Our studies of offspring from the prenatal THC rat model have begun to uncover such disturbances in histone modification in the adult brain. The reduction of Drd2 mRNA transcript levels in the NAc of cannabis-exposed human fetuses and in neonatal rats with prenatal THC exposure, together with the persistence of the change into adulthood in rats, indicated that the observed downregulation of Drd2 gene expression may be achieved via epigenetic processes. Examining various marks with antagonistic roles in histone H3 regulation revealed increased levels of dimethylation of lysine 9 on histone H3 (2meH3K9), a repressive mark, as well as decreased RNA polymerase II association with the gene in the NAc which are consistent with reduction of the Drd2 gene expression (Figure 2). The methylation profile of histone H3 on the Drd2 gene was specific since there was no alteration of 2meH3K9 observed at the Drd1 gene (Dinieri et al., 2011). These findings suggest that maternal cannabis use alters the developmental regulation of mesolimbic D2R in offspring through epigenetic mechanisms, specifically histone lysine methylation, and the ensuing reduction of D2R may contribute to increased vulnerability to drug abuse later in life. To date, no other epigenetic studies to our knowledge have been published regarding the effects of prenatal cannabis exposure on the brain.

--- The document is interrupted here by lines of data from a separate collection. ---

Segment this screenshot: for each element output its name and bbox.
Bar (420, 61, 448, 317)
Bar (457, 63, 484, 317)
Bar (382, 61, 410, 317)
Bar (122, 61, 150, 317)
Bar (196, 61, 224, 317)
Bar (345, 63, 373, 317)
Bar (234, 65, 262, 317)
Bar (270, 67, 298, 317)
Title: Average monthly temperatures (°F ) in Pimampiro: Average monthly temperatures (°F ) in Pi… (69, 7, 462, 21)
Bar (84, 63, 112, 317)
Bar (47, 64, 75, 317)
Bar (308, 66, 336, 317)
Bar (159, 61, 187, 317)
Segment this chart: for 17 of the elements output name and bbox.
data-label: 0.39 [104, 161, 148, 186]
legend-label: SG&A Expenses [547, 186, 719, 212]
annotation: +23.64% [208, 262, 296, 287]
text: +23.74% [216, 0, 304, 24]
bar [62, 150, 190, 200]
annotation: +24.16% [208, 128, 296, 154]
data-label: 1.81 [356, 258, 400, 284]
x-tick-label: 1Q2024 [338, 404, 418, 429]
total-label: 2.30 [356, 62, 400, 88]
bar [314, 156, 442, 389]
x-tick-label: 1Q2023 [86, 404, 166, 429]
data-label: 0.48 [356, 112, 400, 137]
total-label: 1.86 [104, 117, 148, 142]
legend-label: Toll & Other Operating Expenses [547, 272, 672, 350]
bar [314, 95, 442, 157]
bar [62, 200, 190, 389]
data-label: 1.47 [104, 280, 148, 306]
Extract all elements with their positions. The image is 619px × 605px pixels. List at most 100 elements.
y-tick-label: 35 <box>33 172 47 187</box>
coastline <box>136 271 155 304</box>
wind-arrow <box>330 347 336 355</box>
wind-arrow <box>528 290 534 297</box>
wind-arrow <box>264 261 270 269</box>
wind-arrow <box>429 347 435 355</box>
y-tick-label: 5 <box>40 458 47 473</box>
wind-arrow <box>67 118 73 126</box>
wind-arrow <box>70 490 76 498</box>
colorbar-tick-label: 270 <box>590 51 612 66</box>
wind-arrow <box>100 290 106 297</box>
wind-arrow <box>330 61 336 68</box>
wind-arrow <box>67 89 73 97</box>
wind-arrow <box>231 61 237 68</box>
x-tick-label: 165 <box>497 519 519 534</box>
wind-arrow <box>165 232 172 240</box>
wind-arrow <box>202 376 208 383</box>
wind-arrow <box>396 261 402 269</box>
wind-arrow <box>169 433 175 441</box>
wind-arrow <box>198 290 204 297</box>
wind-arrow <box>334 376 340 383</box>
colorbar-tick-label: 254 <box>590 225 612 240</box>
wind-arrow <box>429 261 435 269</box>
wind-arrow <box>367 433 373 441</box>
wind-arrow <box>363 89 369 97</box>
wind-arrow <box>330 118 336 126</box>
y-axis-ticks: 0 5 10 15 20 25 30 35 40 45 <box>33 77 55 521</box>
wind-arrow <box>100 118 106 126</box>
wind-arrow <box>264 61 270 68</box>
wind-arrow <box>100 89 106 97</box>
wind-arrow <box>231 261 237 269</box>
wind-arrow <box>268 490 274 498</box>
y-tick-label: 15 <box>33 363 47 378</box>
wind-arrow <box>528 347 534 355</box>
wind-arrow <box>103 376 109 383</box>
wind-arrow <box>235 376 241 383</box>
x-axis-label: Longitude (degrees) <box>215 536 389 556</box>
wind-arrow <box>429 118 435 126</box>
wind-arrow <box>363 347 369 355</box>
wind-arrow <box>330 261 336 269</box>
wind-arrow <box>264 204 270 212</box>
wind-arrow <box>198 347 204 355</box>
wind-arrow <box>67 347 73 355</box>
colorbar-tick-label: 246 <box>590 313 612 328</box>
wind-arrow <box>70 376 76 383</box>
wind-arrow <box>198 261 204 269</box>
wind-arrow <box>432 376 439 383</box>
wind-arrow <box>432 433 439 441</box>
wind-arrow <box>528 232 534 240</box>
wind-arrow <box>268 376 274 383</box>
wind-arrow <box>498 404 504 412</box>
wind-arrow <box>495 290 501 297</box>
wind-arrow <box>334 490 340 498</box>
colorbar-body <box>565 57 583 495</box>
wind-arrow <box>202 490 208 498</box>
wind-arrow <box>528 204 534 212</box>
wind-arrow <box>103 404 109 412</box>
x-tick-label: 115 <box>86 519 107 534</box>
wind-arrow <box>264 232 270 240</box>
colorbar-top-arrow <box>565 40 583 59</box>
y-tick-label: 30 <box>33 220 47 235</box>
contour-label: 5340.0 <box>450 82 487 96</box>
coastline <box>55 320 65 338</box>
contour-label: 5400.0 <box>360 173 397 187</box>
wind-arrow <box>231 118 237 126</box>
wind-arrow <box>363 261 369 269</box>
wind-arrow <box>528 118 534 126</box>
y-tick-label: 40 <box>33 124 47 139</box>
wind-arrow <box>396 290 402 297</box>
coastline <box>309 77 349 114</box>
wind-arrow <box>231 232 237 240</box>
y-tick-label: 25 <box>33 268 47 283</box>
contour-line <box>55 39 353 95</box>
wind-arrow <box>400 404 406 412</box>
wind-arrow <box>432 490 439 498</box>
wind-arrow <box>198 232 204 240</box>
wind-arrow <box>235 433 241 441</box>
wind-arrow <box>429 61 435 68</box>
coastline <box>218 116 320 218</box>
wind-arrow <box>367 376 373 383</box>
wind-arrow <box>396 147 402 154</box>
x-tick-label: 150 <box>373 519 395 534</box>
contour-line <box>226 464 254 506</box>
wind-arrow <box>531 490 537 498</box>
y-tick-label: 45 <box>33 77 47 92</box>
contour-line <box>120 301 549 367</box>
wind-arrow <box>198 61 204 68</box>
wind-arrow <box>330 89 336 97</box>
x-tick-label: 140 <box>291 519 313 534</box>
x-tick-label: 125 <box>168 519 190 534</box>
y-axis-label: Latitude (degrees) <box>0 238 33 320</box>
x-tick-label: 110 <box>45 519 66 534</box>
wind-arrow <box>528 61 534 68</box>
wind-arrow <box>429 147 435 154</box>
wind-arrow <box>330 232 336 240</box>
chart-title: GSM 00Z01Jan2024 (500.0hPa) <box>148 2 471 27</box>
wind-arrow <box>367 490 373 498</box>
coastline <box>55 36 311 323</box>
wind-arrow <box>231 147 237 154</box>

The studies reviewed here emphasize the sensitive nature of the prenatal developmental period, during which cannabis and cigarette exposure can set into motion epigenetic alterations that contribute to long-term disturbances in mesocorticolimbic gene regulation, thereby laying a foundation for increased vulnerability to addiction and potentially other psychiatric disorders. While a large number of human longitudinal studies have shown significant behavioral disturbances with in utero cannabis or cigarette exposure, the lack of molecular investigations in the human brain as well as the limited knowledge regarding their long-term impact significantly hinders insights about the neurobiology underlying risk for psychiatric disorders. This, however, provides an important opportunity to expand our current knowledge regarding the molecular mechanisms underlying the long-term consequences of prenatal cannabis and cigarette exposure. Current state-of-the-art approaches to explore in-depth epigenetic mechanisms will no doubt provide significant advances within this field.
This work was supported by grants from the National Institutes of Health/National Institute on Drug Abuse DA023214 (YLH), DA12030 (YLH) and F31-DA031559 (CVM).